Il faut dire que ce dispositif n'est pas le fruit d'une démarche idéologique mais une réponse pragmatique à un problème précis dans un contexte donné. En effet, au moins trois expériences ont inspiré les caractéristiques du dispositif tel qu'il existe aujourd'hui. La première correspond aux «prêts solidaires» accordés par les Points Passerelle du Crédit agricole du Nord-Est depuis 1997. Ces prêts permettent à des personnes confrontées à des difficultés bancaires et budgétaires de se remettre sur pied grâce, notamment, à un accompagnement personnalisé. En 1999, le Crédit municipal de Nantes a initié l'expérimentation des «prêts stabilité» en partenariat avec le CCAS de Nantes qui en assure l'accompagnement.

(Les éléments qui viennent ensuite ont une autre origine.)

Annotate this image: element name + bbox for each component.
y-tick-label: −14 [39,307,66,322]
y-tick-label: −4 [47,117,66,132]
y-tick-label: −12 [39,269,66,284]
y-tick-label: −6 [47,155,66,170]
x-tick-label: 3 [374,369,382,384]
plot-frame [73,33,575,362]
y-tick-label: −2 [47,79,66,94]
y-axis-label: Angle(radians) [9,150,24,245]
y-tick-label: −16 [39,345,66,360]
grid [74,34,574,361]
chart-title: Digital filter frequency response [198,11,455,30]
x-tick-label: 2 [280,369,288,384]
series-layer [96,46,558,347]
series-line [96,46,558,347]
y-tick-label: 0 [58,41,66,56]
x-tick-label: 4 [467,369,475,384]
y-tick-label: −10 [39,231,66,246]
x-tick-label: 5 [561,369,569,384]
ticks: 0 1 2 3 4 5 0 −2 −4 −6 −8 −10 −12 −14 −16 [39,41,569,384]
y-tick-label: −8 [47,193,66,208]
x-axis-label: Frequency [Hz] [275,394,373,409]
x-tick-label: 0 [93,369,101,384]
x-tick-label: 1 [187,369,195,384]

Enfin, en 2001, suite à l'explosion de l'usine AZF à Toulouse, le Secours catholique, en partenariat avec le Crédit mutuel Midi atlantique, a mis en place une expérimentation qui est devenue le «crédit projet personnel» pour permettre aux victimes de faire face aux dépenses urgentes en attendant les remboursements d'assurance.

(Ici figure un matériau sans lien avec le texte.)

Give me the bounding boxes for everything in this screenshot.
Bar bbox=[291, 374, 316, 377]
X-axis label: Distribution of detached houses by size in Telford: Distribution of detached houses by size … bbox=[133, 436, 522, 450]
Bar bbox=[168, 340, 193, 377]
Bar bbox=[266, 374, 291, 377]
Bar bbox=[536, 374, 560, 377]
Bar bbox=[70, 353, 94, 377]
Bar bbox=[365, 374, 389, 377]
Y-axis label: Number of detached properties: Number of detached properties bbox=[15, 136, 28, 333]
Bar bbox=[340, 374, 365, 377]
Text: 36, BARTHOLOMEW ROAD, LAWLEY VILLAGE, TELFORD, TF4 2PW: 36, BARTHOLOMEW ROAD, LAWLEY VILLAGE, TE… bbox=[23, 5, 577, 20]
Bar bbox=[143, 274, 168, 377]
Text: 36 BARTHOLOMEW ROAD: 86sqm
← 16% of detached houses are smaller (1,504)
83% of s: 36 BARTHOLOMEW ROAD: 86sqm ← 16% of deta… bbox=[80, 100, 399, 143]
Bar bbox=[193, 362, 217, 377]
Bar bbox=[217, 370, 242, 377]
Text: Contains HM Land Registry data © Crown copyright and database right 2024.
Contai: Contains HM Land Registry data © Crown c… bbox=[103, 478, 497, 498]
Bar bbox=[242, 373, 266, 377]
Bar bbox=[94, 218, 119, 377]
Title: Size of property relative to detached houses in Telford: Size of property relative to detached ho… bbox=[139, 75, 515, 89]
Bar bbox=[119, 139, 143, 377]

Ces différentes expériences et leurs caractéristiques ont inspiré le dispositif de microcrédit personnel qui se présente de la manière suivante :
- il s'agit d'un prêt d'un montant allant de 300 à 3 000 euros 2 et à taux fixe ;
- il est accordé à des personnes qui n'ont pas accès au crédit bancaire ;
- il implique systématiquement un accompagnement personnalisé de l'emprunteur qui consiste en une évaluation de sa demande et en un suivi tout au long du remboursement du prêt ;
- il implique généralement un partenariat entre un établissement de crédit (la Caisse d'épargne, le Crédit mutuel, etc.) et une association (le Secours catholique, la Croix rouge française, etc.) ou un service social (un CCCAS, une UDAF, etc.).
Toutefois, si ces expériences ont joué un rôle pour fixer les contours du dispositif, les racines du microcrédit personnel sont plus anciennes. Il est parfois considéré comme le petit frère du microcrédit professionnel destiné à financer la création d'activité par des chômeurs. Celui-ci existe depuis plus de vingt ans en France et son succès a assurément facilité la mise en oeuvre du microcrédit personnel. Outre cette proximité, il est plus généralement affirmé que ses racines sont en fait à rechercher du côté des dispositifs de microcrédit ayant vu le jour, au cours des années 1970, dans les pays du Sud et plus précisément en Inde où l'expérience de la Grameen Bank a valu à son initiateur, le professeur Muhammad Yunus, le prix Nobel de la paix en 2006.